MDG Summit Plan is 'Inert,' says Charity

A Christian humanitarian group has lamented the results of a three-day United Nations review of the Millennium Development Goals (MDG), saying that the final commitments made by leaders were akin to an "action plan for the inert."

The MDG review summit communiqué is "long on promises and short on detail, and contains few of the practical agreements needed to realize the MDG's by their 2015 target," the ACT Alliance said in a statement released on Thursday.

"We need action on hunger, poverty, trade and human rights - and we need it now," said John Nduna, General Secretary of the alliance.

The United Nations' Millennium Development review summit concluded on Wednesday with delegates reaffirming their resolve to "work together for the promotion of the economic and social advancement of all peoples."

U.N. General Secretary Ban Ki-moon called the summit the "most significant" one since the MDG's were launched in 2001, although Nduna said that progress towards meeting targets is "lamentably slow."
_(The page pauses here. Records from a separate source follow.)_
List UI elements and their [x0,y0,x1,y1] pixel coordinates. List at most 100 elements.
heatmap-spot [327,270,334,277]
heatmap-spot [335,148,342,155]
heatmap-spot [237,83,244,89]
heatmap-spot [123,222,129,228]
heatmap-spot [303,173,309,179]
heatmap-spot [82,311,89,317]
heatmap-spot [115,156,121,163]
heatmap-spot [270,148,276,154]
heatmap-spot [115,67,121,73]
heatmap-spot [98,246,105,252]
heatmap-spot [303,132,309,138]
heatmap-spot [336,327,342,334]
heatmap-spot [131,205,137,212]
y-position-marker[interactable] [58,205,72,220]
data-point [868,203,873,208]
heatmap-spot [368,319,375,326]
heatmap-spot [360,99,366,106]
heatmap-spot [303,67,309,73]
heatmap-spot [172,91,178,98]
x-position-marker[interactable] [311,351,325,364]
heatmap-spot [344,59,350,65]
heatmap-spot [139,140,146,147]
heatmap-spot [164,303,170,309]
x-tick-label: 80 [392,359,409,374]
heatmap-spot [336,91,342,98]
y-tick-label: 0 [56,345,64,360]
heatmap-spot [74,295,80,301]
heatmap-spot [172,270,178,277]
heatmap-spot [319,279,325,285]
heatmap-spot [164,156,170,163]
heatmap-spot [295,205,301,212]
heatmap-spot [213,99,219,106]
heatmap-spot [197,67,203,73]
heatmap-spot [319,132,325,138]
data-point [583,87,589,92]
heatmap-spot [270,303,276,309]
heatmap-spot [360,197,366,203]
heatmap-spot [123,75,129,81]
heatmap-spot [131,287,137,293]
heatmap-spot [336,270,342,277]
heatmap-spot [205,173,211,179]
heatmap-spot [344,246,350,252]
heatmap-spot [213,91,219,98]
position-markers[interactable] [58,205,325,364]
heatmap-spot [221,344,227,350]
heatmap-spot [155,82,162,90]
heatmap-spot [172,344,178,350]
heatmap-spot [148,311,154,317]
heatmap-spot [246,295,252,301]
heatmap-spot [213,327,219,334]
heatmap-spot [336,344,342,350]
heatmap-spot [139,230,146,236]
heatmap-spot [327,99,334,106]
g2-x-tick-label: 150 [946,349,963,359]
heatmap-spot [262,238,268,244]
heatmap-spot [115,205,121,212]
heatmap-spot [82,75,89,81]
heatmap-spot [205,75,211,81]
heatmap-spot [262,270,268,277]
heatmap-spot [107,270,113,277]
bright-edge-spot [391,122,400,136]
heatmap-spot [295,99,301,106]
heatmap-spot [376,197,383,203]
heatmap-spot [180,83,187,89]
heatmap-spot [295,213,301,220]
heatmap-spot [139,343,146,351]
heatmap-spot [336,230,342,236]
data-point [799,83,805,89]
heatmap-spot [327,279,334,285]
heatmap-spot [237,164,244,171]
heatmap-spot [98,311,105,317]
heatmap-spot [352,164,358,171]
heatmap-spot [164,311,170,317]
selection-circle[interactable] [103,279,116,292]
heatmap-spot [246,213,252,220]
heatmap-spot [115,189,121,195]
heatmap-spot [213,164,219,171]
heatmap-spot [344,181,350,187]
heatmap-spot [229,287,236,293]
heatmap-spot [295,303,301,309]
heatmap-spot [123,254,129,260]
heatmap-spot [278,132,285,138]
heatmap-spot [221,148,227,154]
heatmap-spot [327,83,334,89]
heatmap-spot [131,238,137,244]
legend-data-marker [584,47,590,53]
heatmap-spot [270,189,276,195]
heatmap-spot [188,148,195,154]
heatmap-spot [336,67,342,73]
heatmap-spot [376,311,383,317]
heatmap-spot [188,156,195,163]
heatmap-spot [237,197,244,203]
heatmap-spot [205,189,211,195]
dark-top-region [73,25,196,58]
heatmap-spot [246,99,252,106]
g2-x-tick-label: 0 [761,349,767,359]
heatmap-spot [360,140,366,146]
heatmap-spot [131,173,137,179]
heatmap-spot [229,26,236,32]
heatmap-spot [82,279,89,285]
"This is not the forgotten few we are talking about: it's the forgotten billion," Nduna noted, adding that people's empty stomachs cannot wait.

Nduna did note one positive concrete plan out of the summit's "fog of fine words" as he praised French President Nicolas Sarkozy proposal for a global financial transaction tax.

"Sarkozy's proposal is to be welcomed," said Nduna. "The tax on financial transactions has been ridiculed by many national leaders until now, so we welcome its introduction into the mainstream of political discourse."

The ACT Alliance is composed of more than 100 member organizations working in long-term development and humanitarian assistance in 130 countries. The group is headquartered in Geneva.